Determining the Exercise Price
The exercise price is set by the Board with the help of its financial advisors. The setting of the exercise price is designed to neither put a transaction value on the company nor reflect an appropriate acquisition price. Rather, the exercise price is determined by estimating the long-term trading value of the company’s common stock during the life of the rights plan. Usually, the exercise price is in the range of 3-5x the company’s current stock price at the time of adoption, though multiples have risen recently due to generally depressed stock prices. The exercise price as a multiple of the company’s stock price is higher for companies with high growth potential or companies where current operating performance is depressed, and it is lower for more established companies in mature industries. The development of an exercise price should not be based on the average of other companies’ rights plans but, rather, on the characteristics of the company itself.

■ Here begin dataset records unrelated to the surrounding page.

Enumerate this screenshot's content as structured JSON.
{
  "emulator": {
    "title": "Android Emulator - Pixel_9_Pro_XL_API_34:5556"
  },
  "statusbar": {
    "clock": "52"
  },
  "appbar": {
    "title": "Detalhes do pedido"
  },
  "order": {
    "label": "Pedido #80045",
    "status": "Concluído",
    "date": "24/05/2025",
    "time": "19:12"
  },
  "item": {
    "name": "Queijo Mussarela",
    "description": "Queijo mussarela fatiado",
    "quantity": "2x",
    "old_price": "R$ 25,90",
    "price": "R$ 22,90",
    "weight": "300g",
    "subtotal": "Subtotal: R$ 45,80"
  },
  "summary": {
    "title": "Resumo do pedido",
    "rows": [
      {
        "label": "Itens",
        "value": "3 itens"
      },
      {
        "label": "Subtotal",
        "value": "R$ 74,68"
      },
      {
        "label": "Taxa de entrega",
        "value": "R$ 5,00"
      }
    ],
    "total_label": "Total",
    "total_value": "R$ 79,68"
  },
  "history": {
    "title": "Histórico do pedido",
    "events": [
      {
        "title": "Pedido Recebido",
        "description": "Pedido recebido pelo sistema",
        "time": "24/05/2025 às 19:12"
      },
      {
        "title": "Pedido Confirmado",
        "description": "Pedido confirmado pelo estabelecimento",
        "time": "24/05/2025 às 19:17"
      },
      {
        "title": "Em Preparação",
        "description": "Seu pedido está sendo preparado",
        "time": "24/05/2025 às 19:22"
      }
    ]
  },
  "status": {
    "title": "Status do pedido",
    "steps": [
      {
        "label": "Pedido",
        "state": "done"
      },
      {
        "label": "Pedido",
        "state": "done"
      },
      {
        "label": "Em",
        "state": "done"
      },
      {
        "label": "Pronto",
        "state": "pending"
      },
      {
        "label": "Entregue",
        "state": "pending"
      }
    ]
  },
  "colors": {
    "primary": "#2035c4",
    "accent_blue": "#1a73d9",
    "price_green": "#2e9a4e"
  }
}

General Terms of “Call Plans”
- Amendment – The rights plan may be amended or supplemented without the approval of any holders of the rights, so long as they are redeemable and, thereafter, if the holders of the rights are not adversely affected.
- Distribution – One right is distributed as a dividend on each outstanding share of common stock.
- Distribution of Rights (“Distribution Date”) – Rights are distributed upon (i) a number of days (typically ten) following the date the Board becomes aware that an individual or group has acquired beneficial ownership of at least some stated percentage (usually 10-20%) of the company’s common stock or (ii) a number of days (typically ten business days) following the commencement of a tender or exchange offer for at least some stated percentage (usually 10-20%) of the company’s outstanding shares of common stock.
- Exchange – A Board may elect to have a “cashless” exchange of one right for one share of common stock or a “spread”.
- Exercise Price – Usually 300-500% of the current market value of the company’s common stock; exercise price is based on the potential long-term value of the company’s common stock during the term of the rights.
- Redemption – Rights are redeemable at a nominal price (usually between $0.01 and $0.05 per right) at the option of the company prior to an acquirer gaining control or the expiration of a “window period” (typically 10 days) thereafter.
- Share Purchase Right – Each right, after becoming exercisable, entitles its holder to purchase a unit consisting of some fraction of a share or participating preferred stock or a share of common stock of the company at the exercise price.
- Term – Rights expire at some stated time after issuance (usually 10 years).
- Transferability – Rights are not detachable from the company’s common stock until the distribution date; after the rights detach, separate rights certificates are issued and the rights trade separately from the company’s common stock.
- Voting – Rights have no voting power.